Menurut pedoman perusahaan Play Policy Center, aplikasi yang didistribusikan melalui Google Play dilarang dengan tegas untuk mengubah, mengganti atau mengupdate diri mereka sendiri melalui cara apapun selain menggunakan mekanisme update resmi yang disediakan oleh Google Play.


Selain itu, aplikasi juga dilarang dengan tegas untuk mendownload kode executable (seperti file dex, JAR atau .so) dari sumber eksternal ke App Store resmi untuk Android.


Google juga mengungkapkan tentang varian malware khusus yang bernama SharkBot, yang pertama kali terdeteksi oleh Threat Intelligence Team Cleafy pada Oktober 2021 dan diketahui menggunakan teknik ini secara luas di lingkungan yang tidak terkendali.


SharkBot adalah jenis malware perbankan yang berfungsi dengan cara merusak perangkat Android dan kemudian melakukan transfer uang ilegal melalui protokol Automated Transfer Service (ATS).


Agar tidak terdeteksi oleh sistem Play Store, para pelaku ancaman yang bertanggung jawab atas SharkBot telah menerapkan strategi umum dengan merilis versi aplikasi dengan fungsi terbatas di Google Play. Mereka menyembunyikan sifat mencurigakan aplikasi mereka untuk mengelabui mekanisme keamanan store aplikasi.


Namun, setelah pengguna mendownload aplikasi trojan tersebut, aplikasi tersebut secara otomatis akan mendownload versi lengkap dari malware ke perangkat pengguna.

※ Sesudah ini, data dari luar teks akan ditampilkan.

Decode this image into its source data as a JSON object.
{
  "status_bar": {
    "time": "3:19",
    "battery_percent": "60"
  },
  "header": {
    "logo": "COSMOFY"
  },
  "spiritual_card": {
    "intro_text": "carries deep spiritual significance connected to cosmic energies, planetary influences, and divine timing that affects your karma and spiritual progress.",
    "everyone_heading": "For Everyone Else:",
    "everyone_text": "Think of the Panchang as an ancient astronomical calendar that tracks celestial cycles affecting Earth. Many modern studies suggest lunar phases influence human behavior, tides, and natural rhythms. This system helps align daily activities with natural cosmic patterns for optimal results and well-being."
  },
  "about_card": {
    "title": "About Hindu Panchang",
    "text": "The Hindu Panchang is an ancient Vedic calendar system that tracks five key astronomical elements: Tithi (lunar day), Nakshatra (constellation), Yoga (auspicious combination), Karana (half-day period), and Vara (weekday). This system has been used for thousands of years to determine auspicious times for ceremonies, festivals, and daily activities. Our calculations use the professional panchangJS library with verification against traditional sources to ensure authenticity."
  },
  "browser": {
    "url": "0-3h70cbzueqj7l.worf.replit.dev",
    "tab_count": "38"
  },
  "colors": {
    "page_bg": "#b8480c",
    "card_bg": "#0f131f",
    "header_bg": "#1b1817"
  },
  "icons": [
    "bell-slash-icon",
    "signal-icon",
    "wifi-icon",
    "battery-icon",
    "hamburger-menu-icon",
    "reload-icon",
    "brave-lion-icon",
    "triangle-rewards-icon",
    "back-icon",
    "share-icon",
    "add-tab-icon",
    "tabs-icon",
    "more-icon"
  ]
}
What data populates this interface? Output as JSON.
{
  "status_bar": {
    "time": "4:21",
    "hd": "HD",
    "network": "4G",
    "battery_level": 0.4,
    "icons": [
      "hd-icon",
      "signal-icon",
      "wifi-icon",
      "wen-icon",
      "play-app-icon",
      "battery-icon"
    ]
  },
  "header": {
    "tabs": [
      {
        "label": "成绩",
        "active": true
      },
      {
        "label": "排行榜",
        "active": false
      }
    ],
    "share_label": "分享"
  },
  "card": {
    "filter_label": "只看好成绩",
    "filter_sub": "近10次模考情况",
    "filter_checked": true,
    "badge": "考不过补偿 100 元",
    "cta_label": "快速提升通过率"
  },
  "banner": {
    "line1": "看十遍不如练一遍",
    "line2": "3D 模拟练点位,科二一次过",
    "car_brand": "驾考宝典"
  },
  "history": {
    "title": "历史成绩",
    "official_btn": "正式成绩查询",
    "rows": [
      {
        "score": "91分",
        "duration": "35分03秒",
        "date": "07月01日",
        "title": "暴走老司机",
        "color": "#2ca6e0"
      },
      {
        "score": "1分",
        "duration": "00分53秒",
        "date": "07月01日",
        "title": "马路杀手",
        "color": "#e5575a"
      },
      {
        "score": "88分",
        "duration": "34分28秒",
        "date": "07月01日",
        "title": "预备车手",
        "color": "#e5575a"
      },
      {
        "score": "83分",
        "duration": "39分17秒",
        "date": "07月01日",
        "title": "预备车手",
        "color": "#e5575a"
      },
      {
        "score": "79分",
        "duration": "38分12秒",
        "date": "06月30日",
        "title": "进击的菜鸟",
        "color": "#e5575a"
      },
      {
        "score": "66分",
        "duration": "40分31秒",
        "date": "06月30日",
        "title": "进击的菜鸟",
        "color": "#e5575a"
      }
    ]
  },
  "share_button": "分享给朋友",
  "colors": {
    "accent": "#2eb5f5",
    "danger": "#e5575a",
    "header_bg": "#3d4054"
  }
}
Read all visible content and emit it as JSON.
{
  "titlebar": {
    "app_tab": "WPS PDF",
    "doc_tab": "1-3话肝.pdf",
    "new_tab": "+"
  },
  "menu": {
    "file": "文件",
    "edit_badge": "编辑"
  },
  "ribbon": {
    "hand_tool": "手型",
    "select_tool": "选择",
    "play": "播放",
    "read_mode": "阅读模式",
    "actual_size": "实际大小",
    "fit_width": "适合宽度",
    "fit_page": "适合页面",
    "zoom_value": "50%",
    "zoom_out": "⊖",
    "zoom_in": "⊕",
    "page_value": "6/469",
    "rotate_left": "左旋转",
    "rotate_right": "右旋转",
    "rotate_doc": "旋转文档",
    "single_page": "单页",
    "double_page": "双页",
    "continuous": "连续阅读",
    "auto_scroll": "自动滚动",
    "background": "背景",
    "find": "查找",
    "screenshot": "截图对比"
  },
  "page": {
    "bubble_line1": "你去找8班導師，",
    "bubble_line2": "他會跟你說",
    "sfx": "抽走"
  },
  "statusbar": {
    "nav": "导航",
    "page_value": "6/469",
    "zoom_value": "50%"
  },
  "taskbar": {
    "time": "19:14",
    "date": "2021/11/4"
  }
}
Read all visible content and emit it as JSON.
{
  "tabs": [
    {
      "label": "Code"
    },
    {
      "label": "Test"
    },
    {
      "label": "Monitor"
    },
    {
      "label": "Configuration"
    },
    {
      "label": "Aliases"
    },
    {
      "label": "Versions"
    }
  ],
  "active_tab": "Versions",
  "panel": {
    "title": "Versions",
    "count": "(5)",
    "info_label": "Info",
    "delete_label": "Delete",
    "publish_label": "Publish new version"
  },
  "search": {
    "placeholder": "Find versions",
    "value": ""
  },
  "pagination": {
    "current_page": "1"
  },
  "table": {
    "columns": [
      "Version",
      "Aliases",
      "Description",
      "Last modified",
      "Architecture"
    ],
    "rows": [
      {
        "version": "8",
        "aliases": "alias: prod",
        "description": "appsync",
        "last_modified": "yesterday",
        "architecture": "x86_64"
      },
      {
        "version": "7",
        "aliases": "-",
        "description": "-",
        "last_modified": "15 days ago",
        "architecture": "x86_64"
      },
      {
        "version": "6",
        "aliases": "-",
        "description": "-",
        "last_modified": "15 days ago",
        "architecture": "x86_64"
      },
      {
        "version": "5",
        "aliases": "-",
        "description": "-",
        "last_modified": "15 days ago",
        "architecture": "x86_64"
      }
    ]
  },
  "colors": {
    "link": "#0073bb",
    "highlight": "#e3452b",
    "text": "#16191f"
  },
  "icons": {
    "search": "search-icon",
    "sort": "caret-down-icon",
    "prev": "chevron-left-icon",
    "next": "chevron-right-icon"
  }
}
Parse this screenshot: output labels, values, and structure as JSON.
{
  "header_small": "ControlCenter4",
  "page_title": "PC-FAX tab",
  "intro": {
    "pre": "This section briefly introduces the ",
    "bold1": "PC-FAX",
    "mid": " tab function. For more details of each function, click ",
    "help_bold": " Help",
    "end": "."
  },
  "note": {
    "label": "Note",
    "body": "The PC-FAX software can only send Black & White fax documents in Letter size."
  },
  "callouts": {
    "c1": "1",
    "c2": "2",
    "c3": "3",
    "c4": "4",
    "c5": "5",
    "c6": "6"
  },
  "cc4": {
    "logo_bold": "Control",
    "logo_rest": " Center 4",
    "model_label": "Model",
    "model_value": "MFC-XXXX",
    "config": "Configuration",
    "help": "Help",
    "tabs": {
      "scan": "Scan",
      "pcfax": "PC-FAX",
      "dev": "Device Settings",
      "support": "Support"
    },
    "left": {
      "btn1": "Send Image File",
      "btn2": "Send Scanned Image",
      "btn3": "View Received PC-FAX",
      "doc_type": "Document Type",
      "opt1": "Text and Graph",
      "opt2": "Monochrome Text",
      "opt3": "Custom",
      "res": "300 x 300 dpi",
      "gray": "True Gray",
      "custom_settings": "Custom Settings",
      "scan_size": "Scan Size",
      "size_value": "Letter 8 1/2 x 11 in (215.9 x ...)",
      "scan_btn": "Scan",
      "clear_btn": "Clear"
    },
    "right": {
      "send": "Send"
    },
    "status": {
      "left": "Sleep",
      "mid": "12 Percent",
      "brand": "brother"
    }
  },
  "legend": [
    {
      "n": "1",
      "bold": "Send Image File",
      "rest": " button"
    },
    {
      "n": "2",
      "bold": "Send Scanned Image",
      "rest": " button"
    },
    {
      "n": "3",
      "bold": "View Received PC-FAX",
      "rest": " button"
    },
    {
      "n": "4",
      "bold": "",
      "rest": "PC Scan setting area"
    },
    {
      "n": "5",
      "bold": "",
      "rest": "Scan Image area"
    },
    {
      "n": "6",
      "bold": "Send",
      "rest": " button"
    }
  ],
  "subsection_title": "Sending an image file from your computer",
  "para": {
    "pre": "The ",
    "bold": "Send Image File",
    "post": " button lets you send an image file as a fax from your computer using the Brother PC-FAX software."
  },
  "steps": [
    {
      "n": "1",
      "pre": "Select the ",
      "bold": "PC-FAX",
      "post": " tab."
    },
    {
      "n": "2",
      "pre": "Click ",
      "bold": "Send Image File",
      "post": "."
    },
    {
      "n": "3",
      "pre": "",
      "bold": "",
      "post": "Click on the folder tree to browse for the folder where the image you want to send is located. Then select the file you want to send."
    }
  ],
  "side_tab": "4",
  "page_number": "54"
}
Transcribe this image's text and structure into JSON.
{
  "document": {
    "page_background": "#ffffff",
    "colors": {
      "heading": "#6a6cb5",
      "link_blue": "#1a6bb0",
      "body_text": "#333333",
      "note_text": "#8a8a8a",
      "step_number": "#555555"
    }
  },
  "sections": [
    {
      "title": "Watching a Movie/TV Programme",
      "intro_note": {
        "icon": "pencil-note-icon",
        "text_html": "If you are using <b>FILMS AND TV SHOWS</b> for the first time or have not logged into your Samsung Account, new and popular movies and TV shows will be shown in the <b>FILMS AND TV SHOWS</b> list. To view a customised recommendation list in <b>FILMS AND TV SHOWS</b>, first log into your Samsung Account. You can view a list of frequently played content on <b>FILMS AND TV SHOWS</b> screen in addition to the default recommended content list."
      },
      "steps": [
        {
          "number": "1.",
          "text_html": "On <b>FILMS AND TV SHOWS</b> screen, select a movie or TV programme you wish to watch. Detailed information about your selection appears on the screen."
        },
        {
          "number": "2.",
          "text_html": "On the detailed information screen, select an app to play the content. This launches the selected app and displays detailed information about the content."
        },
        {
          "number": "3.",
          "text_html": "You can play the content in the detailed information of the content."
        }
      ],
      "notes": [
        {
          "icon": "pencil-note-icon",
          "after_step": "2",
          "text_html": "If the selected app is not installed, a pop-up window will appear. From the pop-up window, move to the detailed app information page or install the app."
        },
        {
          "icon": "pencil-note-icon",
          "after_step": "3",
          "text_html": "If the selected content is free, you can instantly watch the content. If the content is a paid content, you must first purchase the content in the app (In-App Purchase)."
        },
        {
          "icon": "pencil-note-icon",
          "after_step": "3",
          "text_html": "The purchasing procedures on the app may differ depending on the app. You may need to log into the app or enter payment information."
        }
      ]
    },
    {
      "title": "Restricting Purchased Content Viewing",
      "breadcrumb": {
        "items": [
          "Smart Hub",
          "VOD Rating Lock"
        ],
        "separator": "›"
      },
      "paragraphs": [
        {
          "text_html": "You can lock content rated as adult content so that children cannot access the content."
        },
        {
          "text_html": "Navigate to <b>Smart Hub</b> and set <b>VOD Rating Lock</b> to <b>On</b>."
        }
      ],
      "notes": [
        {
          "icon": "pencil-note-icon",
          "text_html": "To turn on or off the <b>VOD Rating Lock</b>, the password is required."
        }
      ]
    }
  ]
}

Sharkbot telah menyamar sebagai software antivirus Android dan berbagai utilitas sistem dan berhasil menginfeksi ribuan pengguna melalui aplikasi yang berhasil lolos pemeriksaan pengajuan di Google Play Store untuk perilaku berbahaya.


Reporter keamanan siber, Brian Krebs, juga telah menyoroti penggunaan berbagai teknik penyamaran malware seluler yang digunakan untuk tujuan yang sama. Baru-baru ini, peneliti keamanan dari ThreatFabric telah mengungkapkan beberapa teknik tersebut.


Metode ini berhasil dengan efektif mengacaukan tool analisis aplikasi Google dan menghalangi scan APK berbahaya (paket aplikasi Android). Dampaknya, APK berbahaya ini akan berhasil diinstal di perangkat pengguna, meskipun diberi label tidak valid.